Making History Readable
This work addresses the problem of accessing and using historical collections for library users, but it is incremental as it applies existing AI methods to new data.
The authors tackled the challenge of making historical documents with complex layouts, faded imagery, and hard-to-read handwritten text more accessible by integrating AI into a digital library platform, resulting in improved searchability and navigation through handwriting recognition, text extraction, and LLM-based summarization.

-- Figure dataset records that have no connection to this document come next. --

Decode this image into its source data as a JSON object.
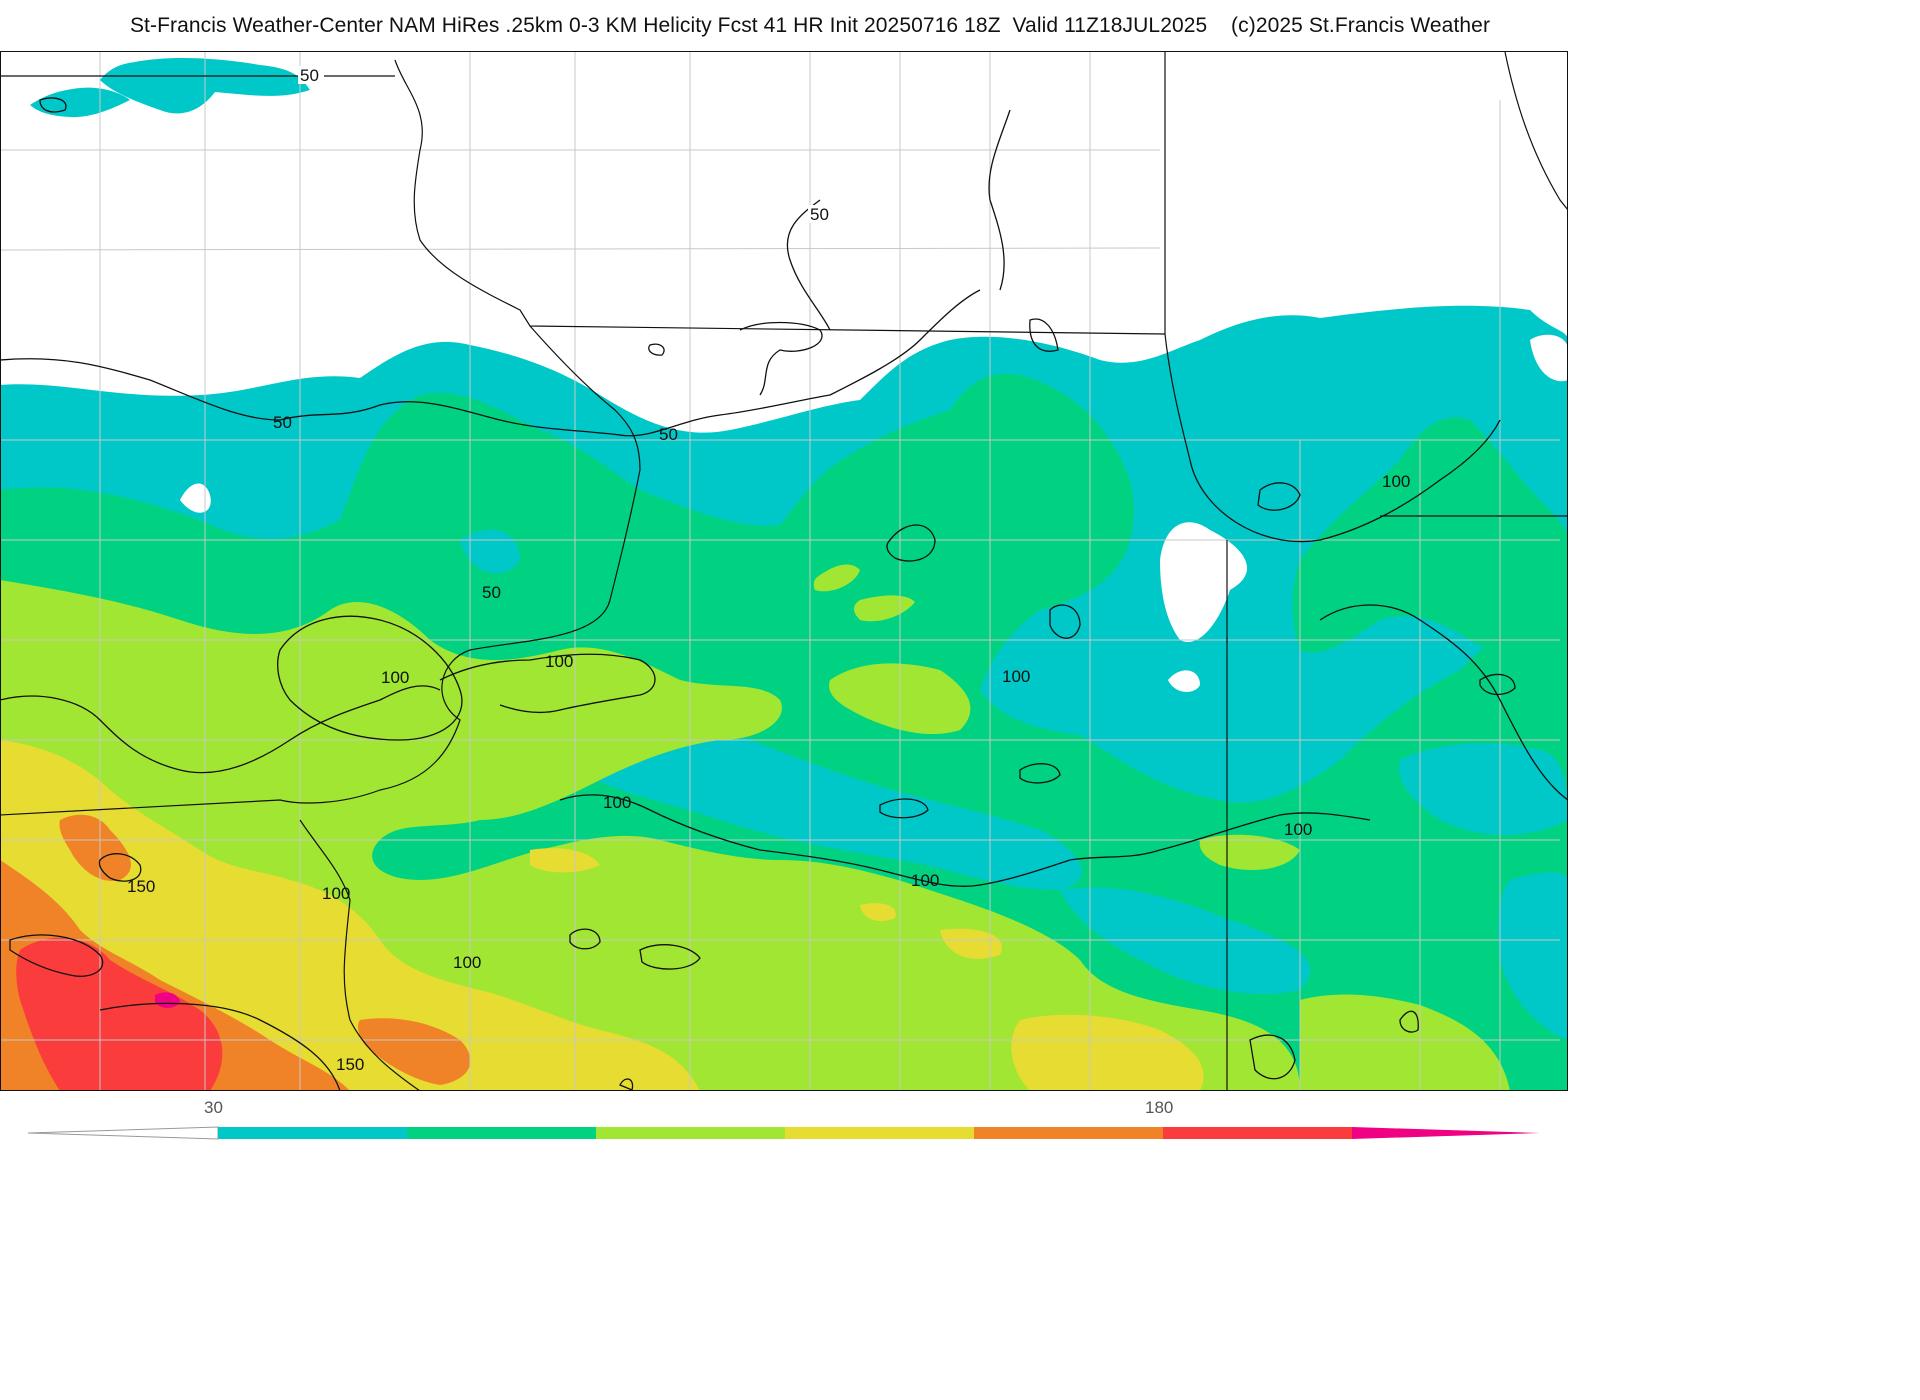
{
  "title": "St-Francis Weather-Center NAM HiRes .25km 0-3 KM Helicity Fcst 41 HR Init 20250716 18Z  Valid 11Z18JUL2025    (c)2025 St.Francis Weather",
  "colorbar": {
    "tick_labels": [
      "30",
      "180"
    ],
    "colors": [
      "#00c8c8",
      "#00d282",
      "#a0e632",
      "#e6dc32",
      "#f08228",
      "#fa3c3c",
      "#f00082"
    ]
  },
  "contour_labels": {
    "nw_50": "50",
    "north_50": "50",
    "west_50": "50",
    "center_50": "50",
    "mid_50": "50",
    "west_100": "100",
    "center_100": "100",
    "east_100": "100",
    "ne_100": "100",
    "sw_150": "150",
    "sw_100": "100",
    "mid_100": "100",
    "south_100": "100",
    "se_100": "100",
    "far_east_100": "100",
    "bottom_150": "150"
  },
  "palette": {
    "cyan": "#00c8c8",
    "green": "#00d282",
    "lime": "#a0e632",
    "yellow": "#e6dc32",
    "orange": "#f08228",
    "red": "#fa3c3c",
    "magenta": "#f00082"
  }
}
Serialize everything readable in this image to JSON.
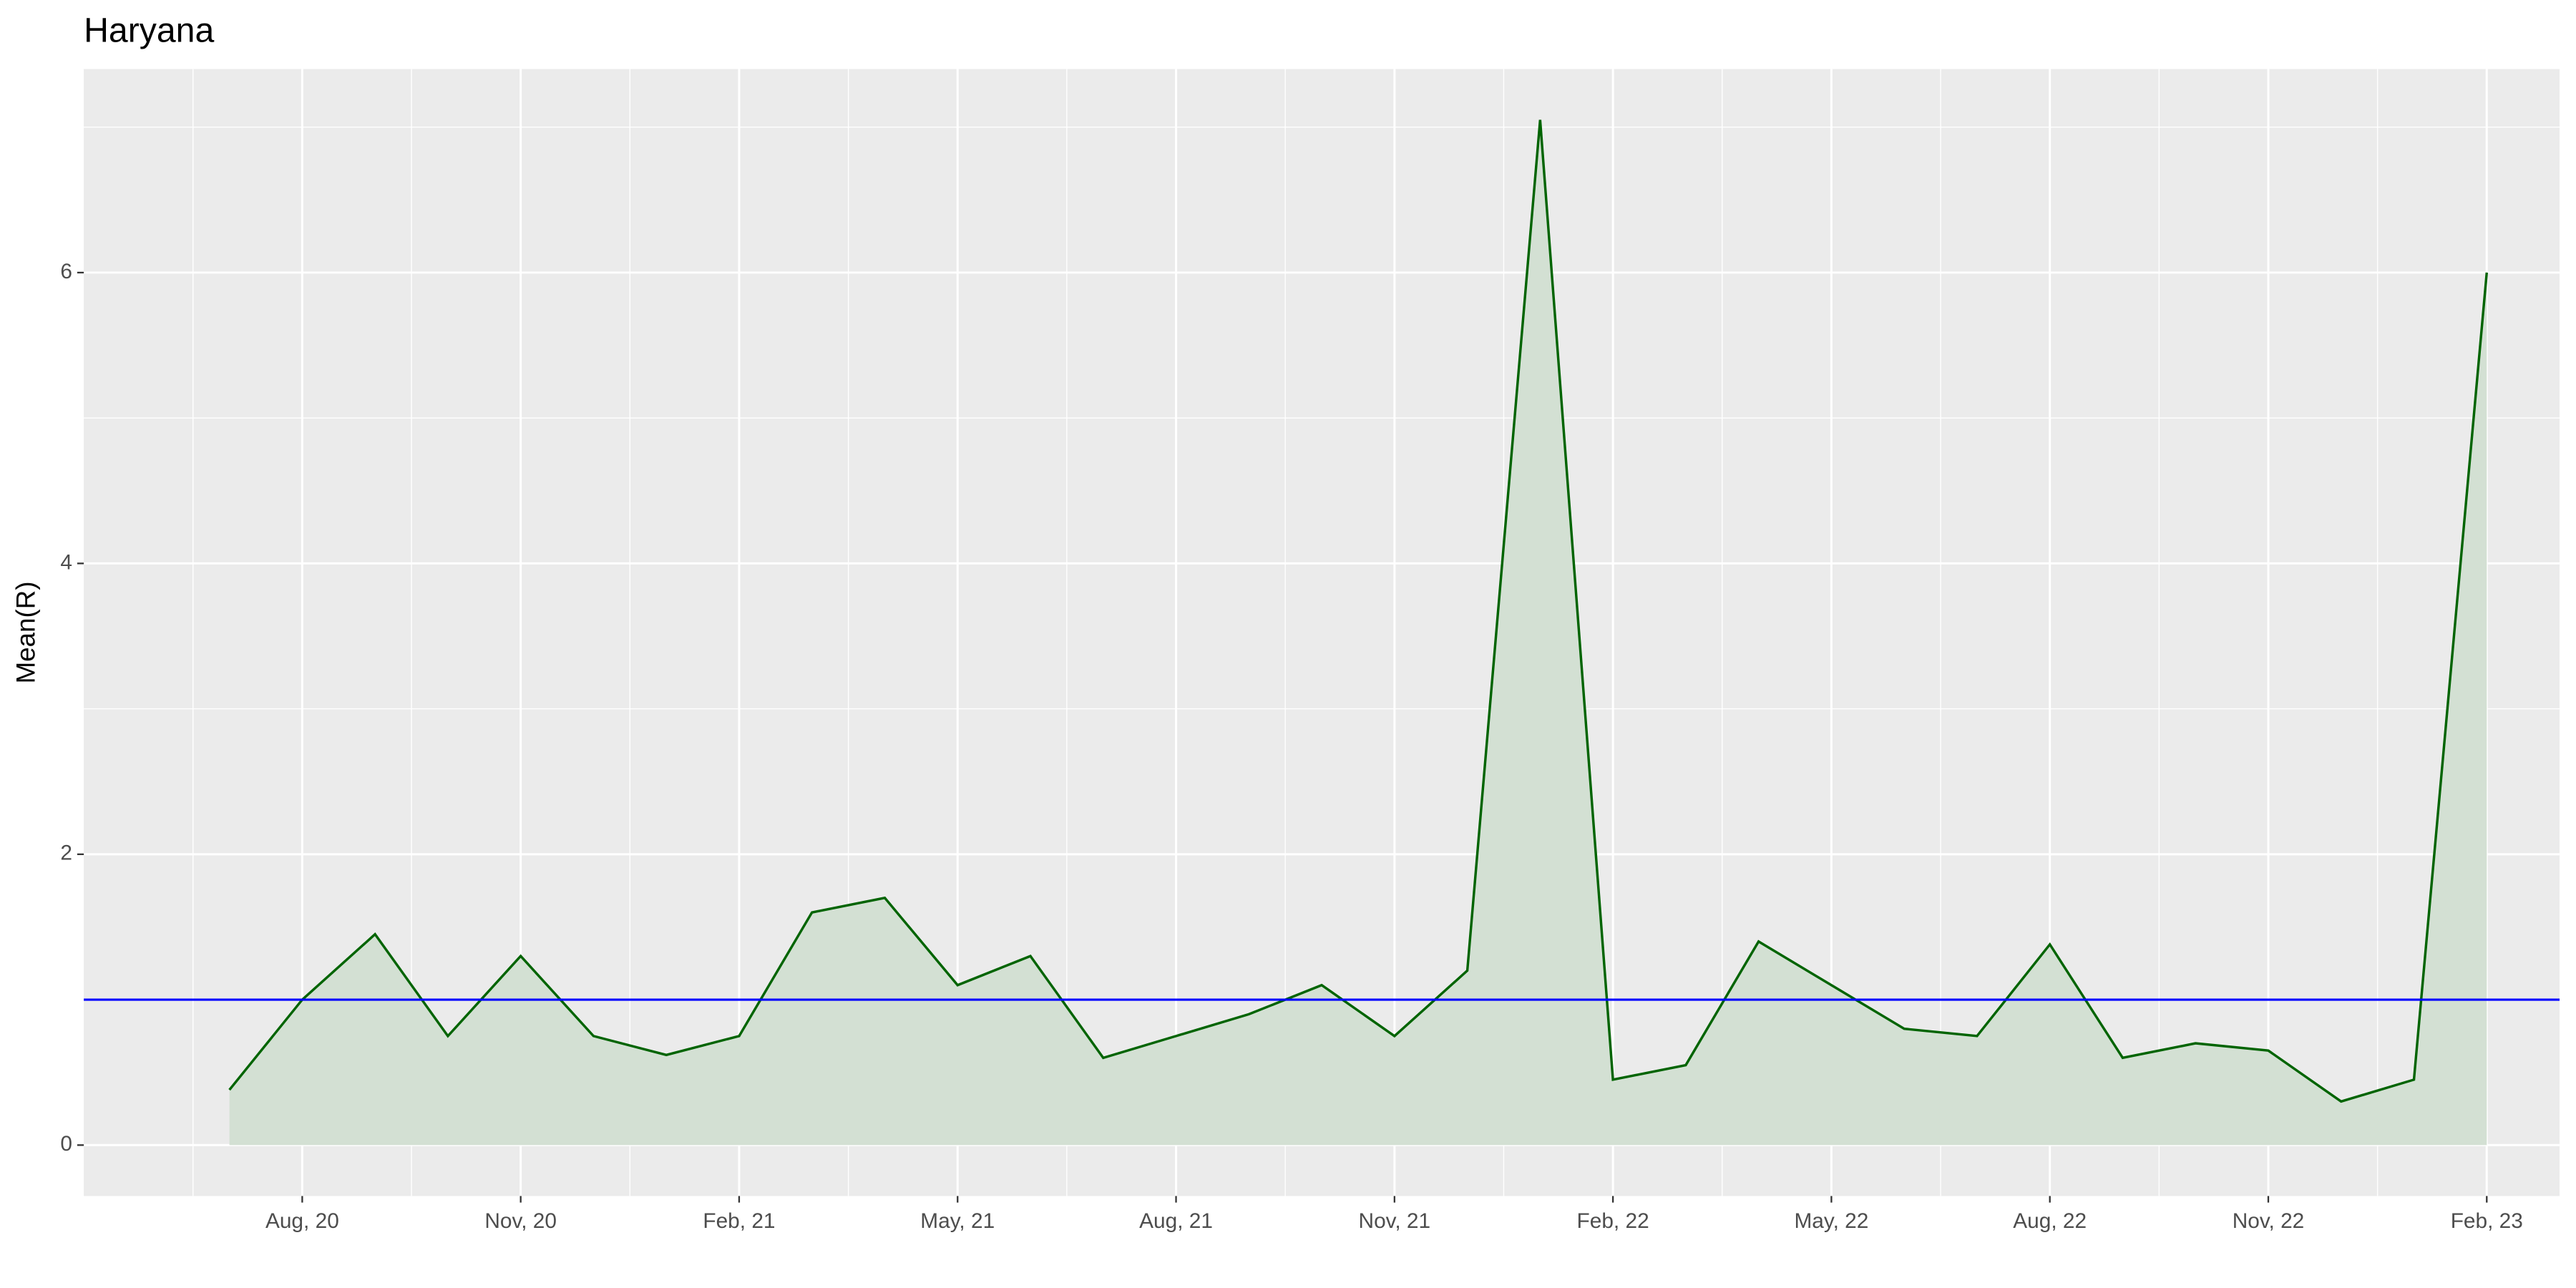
{
  "chart_data": {
    "type": "area",
    "title": "Haryana",
    "y_label": "Mean(R)",
    "x": [
      "2020-07",
      "2020-08",
      "2020-09",
      "2020-10",
      "2020-11",
      "2020-12",
      "2021-01",
      "2021-02",
      "2021-03",
      "2021-04",
      "2021-05",
      "2021-06",
      "2021-07",
      "2021-08",
      "2021-09",
      "2021-10",
      "2021-11",
      "2021-12",
      "2022-01",
      "2022-02",
      "2022-03",
      "2022-04",
      "2022-05",
      "2022-06",
      "2022-07",
      "2022-08",
      "2022-09",
      "2022-10",
      "2022-11",
      "2022-12",
      "2023-01",
      "2023-02"
    ],
    "series": [
      {
        "name": "Mean(R)",
        "color": "#006400",
        "fill": "#d3e0d3",
        "values": [
          0.38,
          1.0,
          1.45,
          0.75,
          1.3,
          0.75,
          0.62,
          0.75,
          1.6,
          1.7,
          1.1,
          1.3,
          0.6,
          0.75,
          0.9,
          1.1,
          0.75,
          1.2,
          7.05,
          0.45,
          0.55,
          1.4,
          1.1,
          0.8,
          0.75,
          1.38,
          0.6,
          0.7,
          0.65,
          0.3,
          0.45,
          6.0
        ]
      }
    ],
    "reference_line": {
      "value": 1,
      "color": "#0000ff"
    },
    "xlim": [
      "2020-05",
      "2023-03"
    ],
    "xticks": [
      {
        "value": "2020-08",
        "label": "Aug, 20"
      },
      {
        "value": "2020-11",
        "label": "Nov, 20"
      },
      {
        "value": "2021-02",
        "label": "Feb, 21"
      },
      {
        "value": "2021-05",
        "label": "May, 21"
      },
      {
        "value": "2021-08",
        "label": "Aug, 21"
      },
      {
        "value": "2021-11",
        "label": "Nov, 21"
      },
      {
        "value": "2022-02",
        "label": "Feb, 22"
      },
      {
        "value": "2022-05",
        "label": "May, 22"
      },
      {
        "value": "2022-08",
        "label": "Aug, 22"
      },
      {
        "value": "2022-11",
        "label": "Nov, 22"
      },
      {
        "value": "2023-02",
        "label": "Feb, 23"
      }
    ],
    "ylim": [
      -0.35,
      7.4
    ],
    "yticks": [
      0,
      2,
      4,
      6
    ],
    "grid": true
  }
}
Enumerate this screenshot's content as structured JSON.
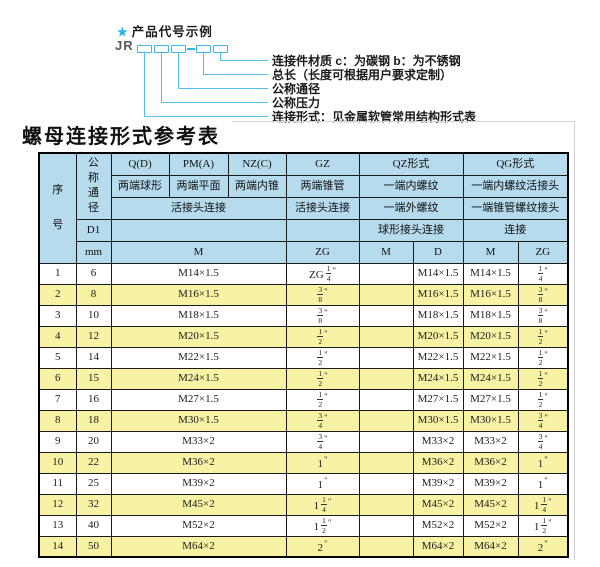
{
  "colors": {
    "accent_cyan": "#3cb6e3",
    "header_blue": "#b5dbed",
    "row_yellow": "#f8f2a4",
    "grid_black": "#1a1a1a"
  },
  "diagram": {
    "star": "★",
    "title": "产品代号示例",
    "prefix": "JR",
    "labels": [
      "连接件材质  c：为碳钢  b：为不锈钢",
      "总长（长度可根据用户要求定制）",
      "公称通径",
      "公称压力",
      "连接形式：见金属软管常用结构形式表"
    ]
  },
  "heading": "螺母连接形式参考表",
  "table": {
    "header": {
      "xuhao_1": "序",
      "xuhao_2": "号",
      "nominal_diameter": "公称通径",
      "col_q": "Q(D)",
      "col_pm": "PM(A)",
      "col_nz": "NZ(C)",
      "col_gz": "GZ",
      "col_qz": "QZ形式",
      "col_qg": "QG形式",
      "q_desc": "两端球形",
      "pm_desc": "两端平面",
      "nz_desc": "两端内锥",
      "gz_desc": "两端锥管",
      "qz_desc1": "一端内螺纹",
      "qg_desc1": "一端内螺纹活接头",
      "union_conn": "活接头连接",
      "gz_conn": "活接头连接",
      "qz_desc2": "一端外螺纹",
      "qg_desc2": "一端锥管螺纹接头",
      "d1": "D1",
      "qz_conn": "球形接头连接",
      "qg_conn": "连接",
      "mm": "mm",
      "m_main": "M",
      "zg_gz": "ZG",
      "m_qz": "M",
      "d_qz": "D",
      "m_qg": "M",
      "zg_qg": "ZG"
    },
    "rows": [
      {
        "no": "1",
        "dn": "6",
        "m": "M14×1.5",
        "gz": "ZG 1/4\"",
        "qz_m": "",
        "qz_d": "M14×1.5",
        "qg_m": "M14×1.5",
        "qg_zg": "1/4\""
      },
      {
        "no": "2",
        "dn": "8",
        "m": "M16×1.5",
        "gz": "3/8\"",
        "qz_m": "",
        "qz_d": "M16×1.5",
        "qg_m": "M16×1.5",
        "qg_zg": "3/8\""
      },
      {
        "no": "3",
        "dn": "10",
        "m": "M18×1.5",
        "gz": "3/8\"",
        "qz_m": "",
        "qz_d": "M18×1.5",
        "qg_m": "M18×1.5",
        "qg_zg": "3/8\""
      },
      {
        "no": "4",
        "dn": "12",
        "m": "M20×1.5",
        "gz": "1/2\"",
        "qz_m": "",
        "qz_d": "M20×1.5",
        "qg_m": "M20×1.5",
        "qg_zg": "1/2\""
      },
      {
        "no": "5",
        "dn": "14",
        "m": "M22×1.5",
        "gz": "1/2\"",
        "qz_m": "",
        "qz_d": "M22×1.5",
        "qg_m": "M22×1.5",
        "qg_zg": "1/2\""
      },
      {
        "no": "6",
        "dn": "15",
        "m": "M24×1.5",
        "gz": "1/2\"",
        "qz_m": "",
        "qz_d": "M24×1.5",
        "qg_m": "M24×1.5",
        "qg_zg": "1/2\""
      },
      {
        "no": "7",
        "dn": "16",
        "m": "M27×1.5",
        "gz": "1/2\"",
        "qz_m": "",
        "qz_d": "M27×1.5",
        "qg_m": "M27×1.5",
        "qg_zg": "1/2\""
      },
      {
        "no": "8",
        "dn": "18",
        "m": "M30×1.5",
        "gz": "3/4\"",
        "qz_m": "",
        "qz_d": "M30×1.5",
        "qg_m": "M30×1.5",
        "qg_zg": "3/4\""
      },
      {
        "no": "9",
        "dn": "20",
        "m": "M33×2",
        "gz": "3/4\"",
        "qz_m": "",
        "qz_d": "M33×2",
        "qg_m": "M33×2",
        "qg_zg": "3/4\""
      },
      {
        "no": "10",
        "dn": "22",
        "m": "M36×2",
        "gz": "1\"",
        "qz_m": "",
        "qz_d": "M36×2",
        "qg_m": "M36×2",
        "qg_zg": "1\""
      },
      {
        "no": "11",
        "dn": "25",
        "m": "M39×2",
        "gz": "1\"",
        "qz_m": "",
        "qz_d": "M39×2",
        "qg_m": "M39×2",
        "qg_zg": "1\""
      },
      {
        "no": "12",
        "dn": "32",
        "m": "M45×2",
        "gz": "1 1/4\"",
        "qz_m": "",
        "qz_d": "M45×2",
        "qg_m": "M45×2",
        "qg_zg": "1 1/4\""
      },
      {
        "no": "13",
        "dn": "40",
        "m": "M52×2",
        "gz": "1 1/2\"",
        "qz_m": "",
        "qz_d": "M52×2",
        "qg_m": "M52×2",
        "qg_zg": "1 1/2\""
      },
      {
        "no": "14",
        "dn": "50",
        "m": "M64×2",
        "gz": "2\"",
        "qz_m": "",
        "qz_d": "M64×2",
        "qg_m": "M64×2",
        "qg_zg": "2\""
      }
    ]
  }
}
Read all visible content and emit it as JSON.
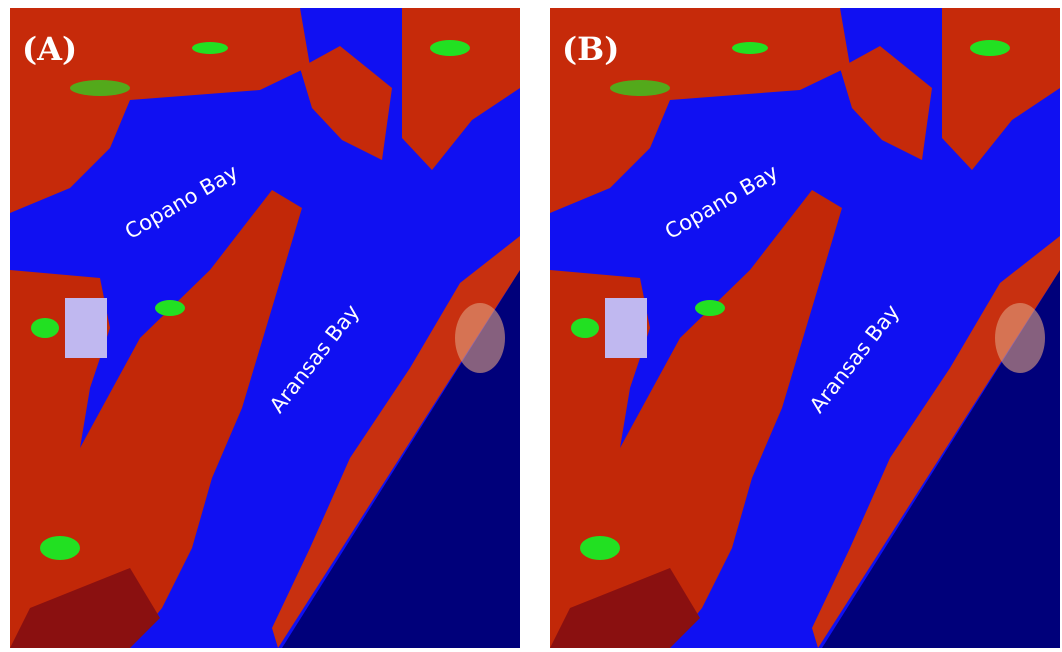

The Virginia Tech University Libraries (VTUL) Digital Library Platform (DLP) hosts digital collections that offer our users access to a wide variety of documents of historical and cultural importance. These collections are not only of academic importance but also provide our users with a glance at local historical events. Our DLP contains collections comprising digital objects featuring complex layouts, faded imagery, and hard-to-read handwritten text, which makes providing online access to these materials challenging. To address these issues, we integrate AI into our DLP workflow and convert the text in the digital objects into a machine-readable format. To enhance the user experience with our historical collections, we use custom AI agents for handwriting recognition, text extraction, and large language models (LLMs) for summarization. This poster highlights three collections focusing on handwritten letters, newspapers, and digitized topographic maps. We discuss the challenges with each collection and detail our approaches to address them. Our proposed methods aim to enhance the user experience by making the contents in these collections easier to search and navigate.